Many popular jazz bands forgo a well-rounded group sound for the sake of individual virtuosity, but not The Bad Plus. “I think that this band has forged a really unique sound in the landscape of jazz.”
Unique, indeed. King, alongside pianist Ethan Iverson and bassist Reid Anderson form one of the planet’s best, most original jazz ensembles, one dependent on more than just structured musical harmony.
“When we came together in 2000, there was an immediate connection,” King said. It’s their natural chemistry and progressive attitudes that create music that appeals to purists and the unlistened alike.
This is a precarious balance to maintain, but a listen to their most recent record, 2009’s “For All I Care”, reveals a careful selection of traditional compositions (Stravinsky’s “Variation d’Apollon”, Ligeti’s “Fém (Etude No. 8)”, popular rock tunes (Nirvana’s “Lithium”, Heart’s “Barracuda”) and a pleasant sample of more obscure cuts (the Flaming Lips’ “Feeling Yourself Disintegrate” and Wilco’s “Radio Cure”) that prove the band’s willingness to experiment and progress.
“We try to leave the music, in many ways — its intent, its original power — alone,” King said of the band’s selections for cover treatment. “What we try to do is take it, hijack it and kind-of re-shape it in a way that supports improvising.”
Listeners of “For All I Care” are also treated to another jazz phenomenon, singing.
“Every group, they collaborate with some sort of normal instrumentation and all of a sudden we thought, ‘Wouldn’t it be interesting to do a record with vocals from an instrumental band?’” King said.

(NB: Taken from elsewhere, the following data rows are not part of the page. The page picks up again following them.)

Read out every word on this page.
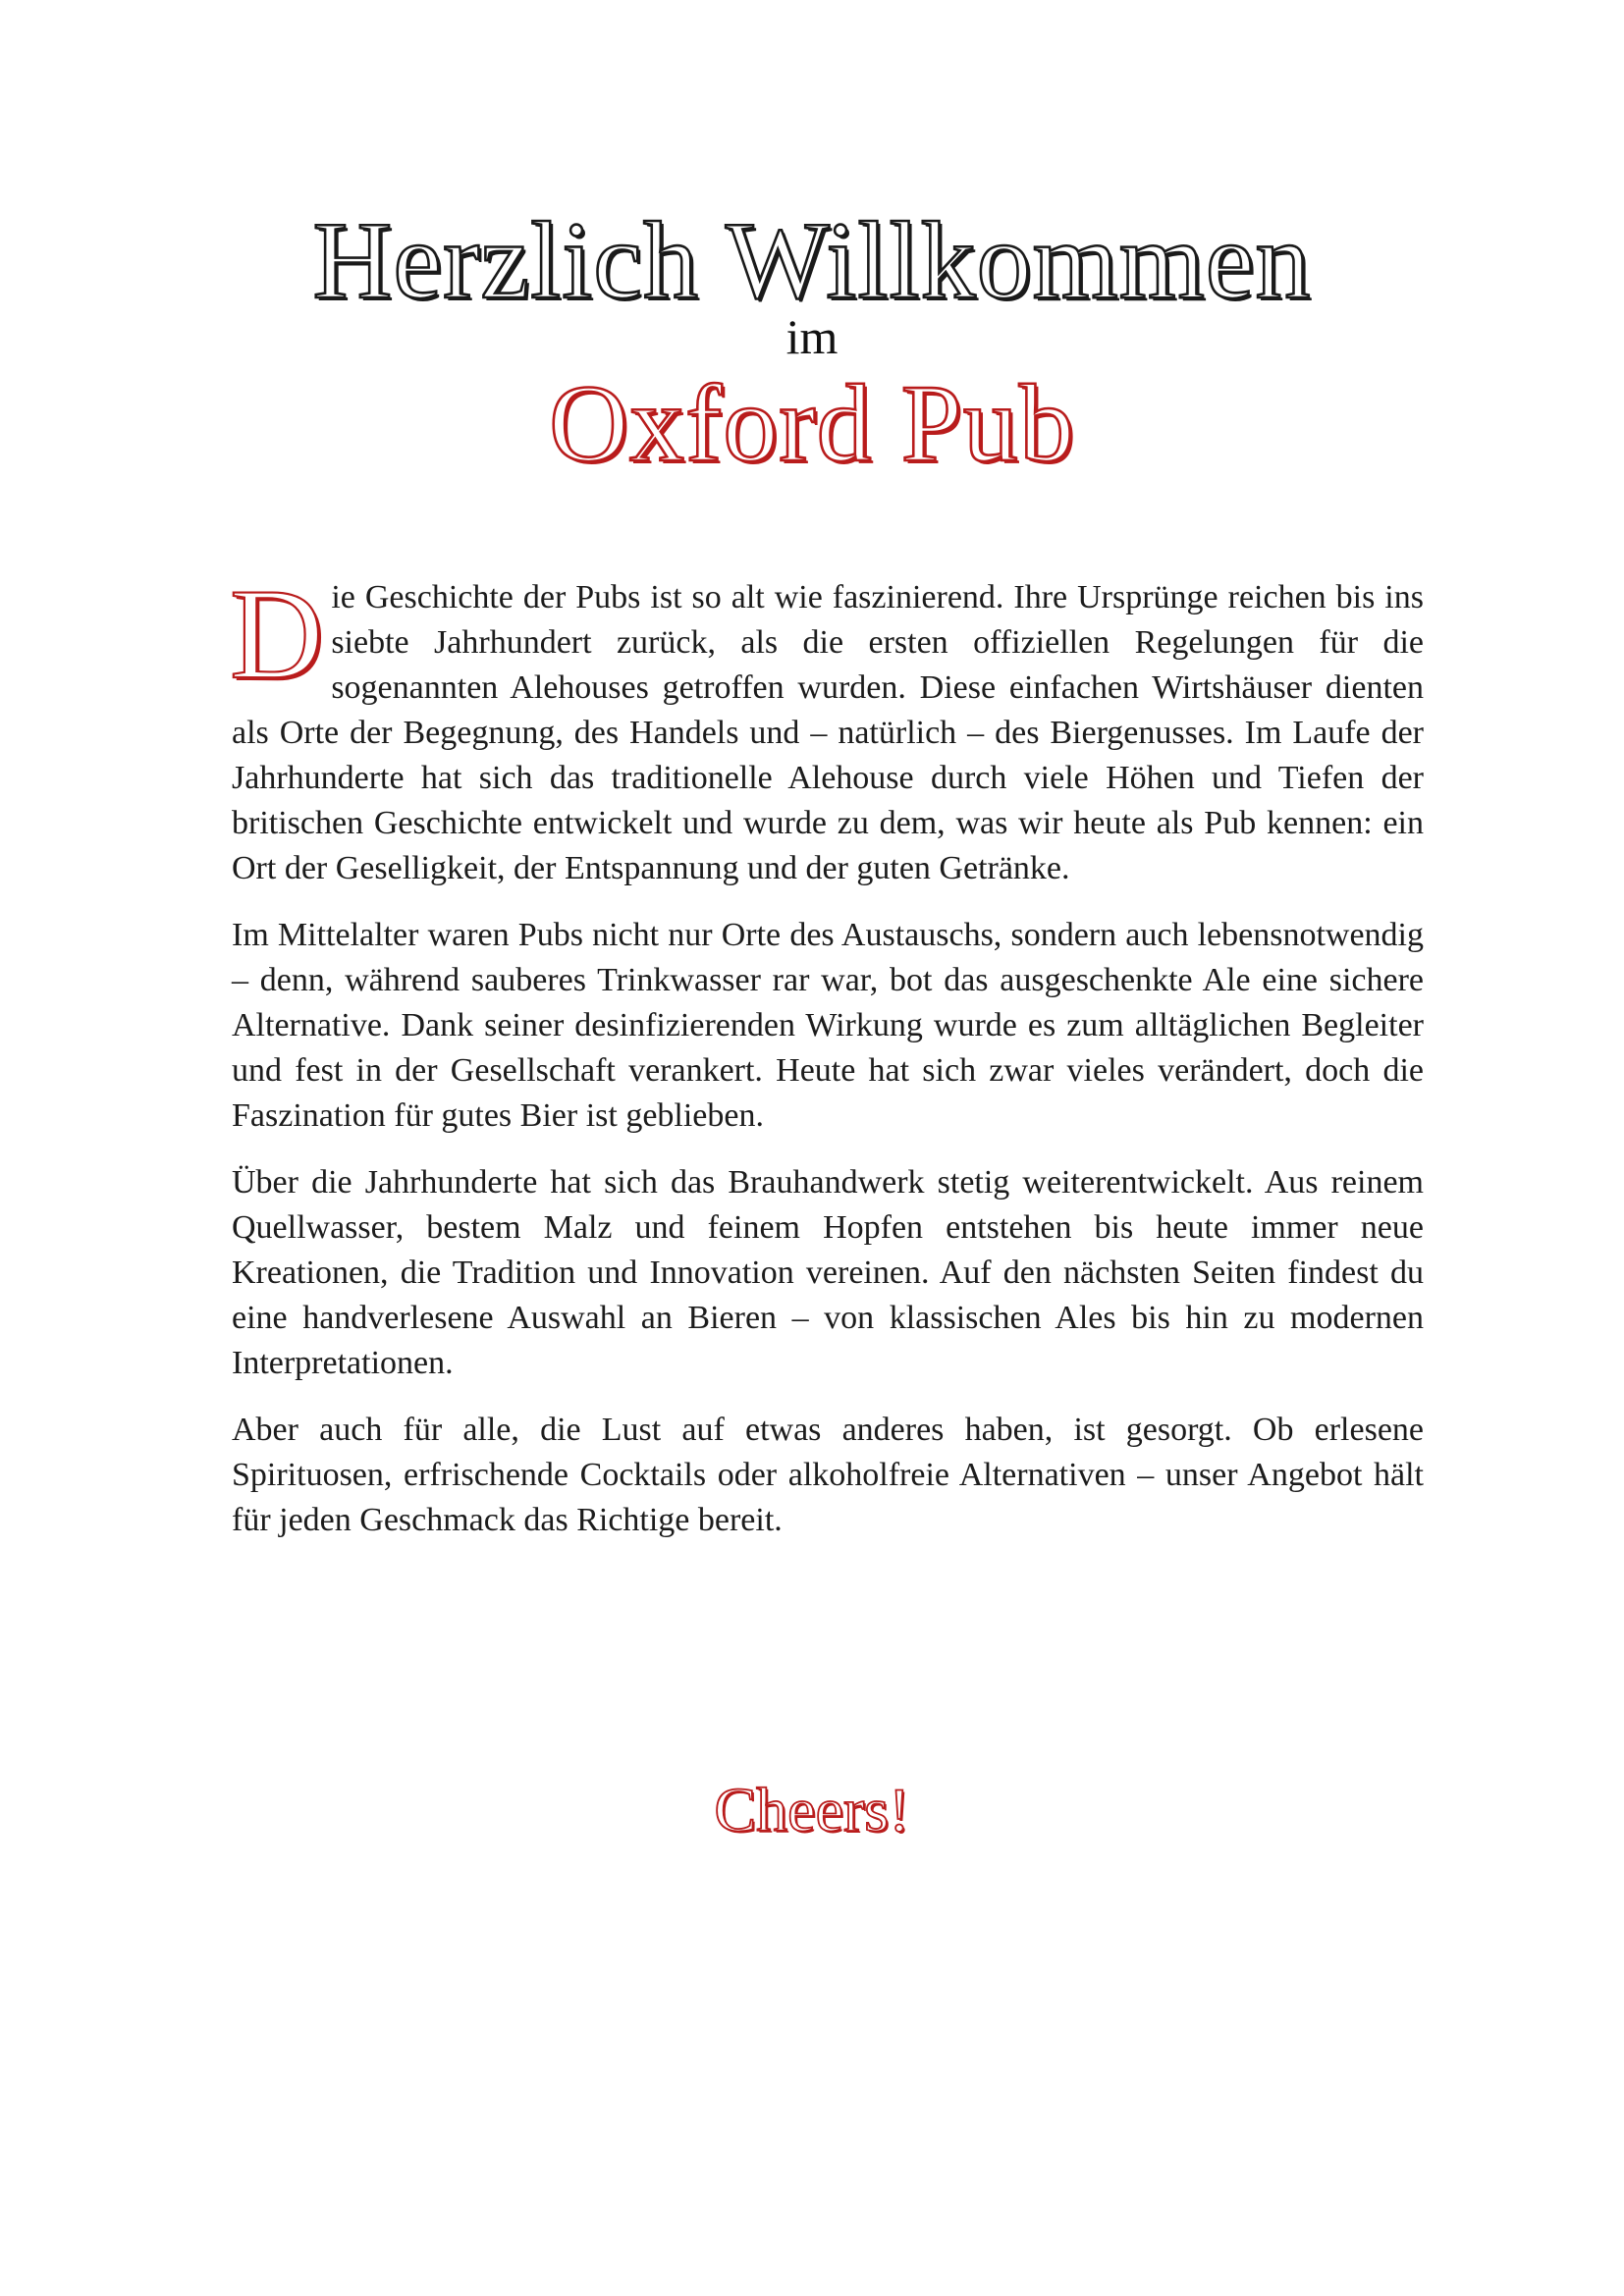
Herzlich Willkommen
im
Oxford Pub

Die Geschichte der Pubs ist so alt wie faszinierend. Ihre Ursprünge reichen bis ins siebte Jahrhundert zurück, als die ersten offiziellen Regelungen für die sogenannten Alehouses getroffen wurden. Diese einfachen Wirtshäuser dienten als Orte der Begegnung, des Handels und – natürlich – des Biergenusses. Im Laufe der Jahrhunderte hat sich das traditionelle Alehouse durch viele Höhen und Tiefen der britischen Geschichte entwickelt und wurde zu dem, was wir heute als Pub kennen: ein Ort der Geselligkeit, der Entspannung und der guten Getränke.

Im Mittelalter waren Pubs nicht nur Orte des Austauschs, sondern auch lebensnotwendig – denn, während sauberes Trinkwasser rar war, bot das ausgeschenkte Ale eine sichere Alternative. Dank seiner desinfizierenden Wirkung wurde es zum alltäglichen Begleiter und fest in der Gesellschaft verankert. Heute hat sich zwar vieles verändert, doch die Faszination für gutes Bier ist geblieben.

Über die Jahrhunderte hat sich das Brauhandwerk stetig weiterentwickelt. Aus reinem Quellwasser, bestem Malz und feinem Hopfen entstehen bis heute immer neue Kreationen, die Tradition und Innovation vereinen. Auf den nächsten Seiten findest du eine handverlesene Auswahl an Bieren – von klassischen Ales bis hin zu modernen Interpretationen.

Aber auch für alle, die Lust auf etwas anderes haben, ist gesorgt. Ob erlesene Spirituosen, erfrischende Cocktails oder alkoholfreie Alternativen – unser Angebot hält für jeden Geschmack das Richtige bereit.

Cheers!
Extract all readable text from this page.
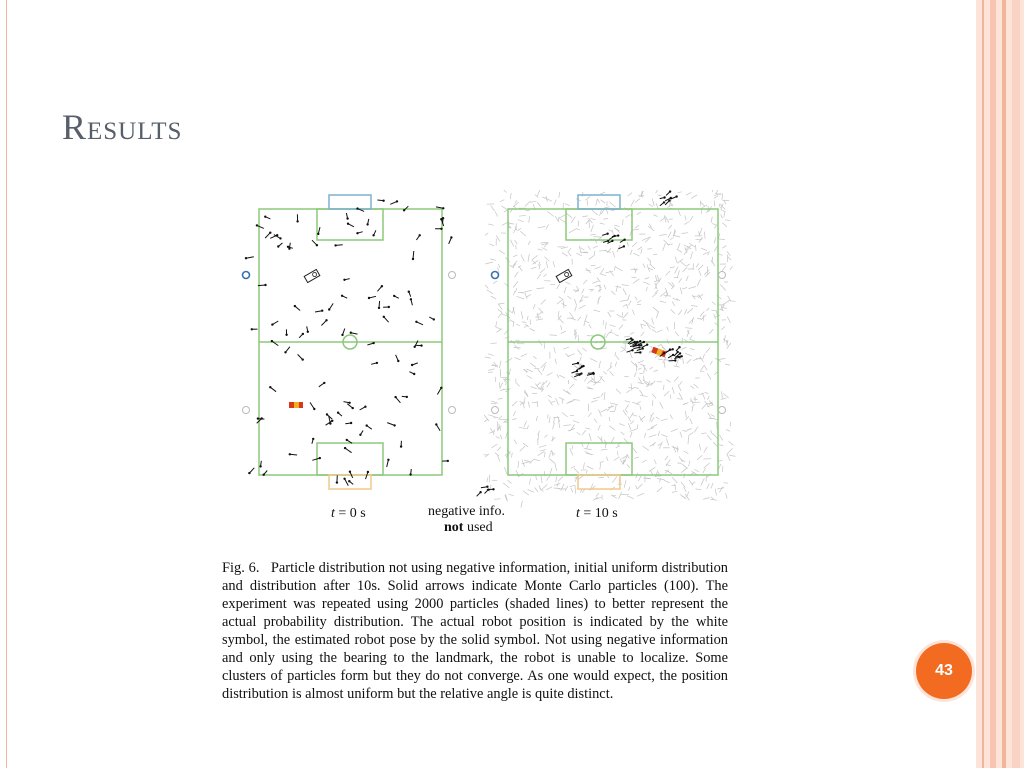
Results
t = 0 s	negative info.
not used
t = 10 s

Fig. 6. Particle distribution not using negative information, initial uniform distribution and distribution after 10s. Solid arrows indicate Monte Carlo particles (100). The experiment was repeated using 2000 particles (shaded lines) to better represent the actual probability distribution. The actual robot position is indicated by the white symbol, the estimated robot pose by the solid symbol. Not using negative information and only using the bearing to the landmark, the robot is unable to localize. Some clusters of particles form but they do not converge. As one would expect, the position distribution is almost uniform but the relative angle is quite distinct.

43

Singer Wendy Lewis was enlisted from King and Anderson’s native Minnesota to enhance tracks like Pink Floyd’s sad classic “Comfortably Numb” with her indie-rock touch. “It was the whole idea, to mix it up,” King said.
Jazz in June attendees are guaranteed an impressive performance by a band that’s willing to draw from classical, modern and even unconventional influences.
“We’re of our time,” King said. “A lot of music is available to us, from rock to hip hop, classical electronic as well as jazz. We try to use all of these natural ways…we try to use all these texts to improvise with, not just the historical text of jazz.”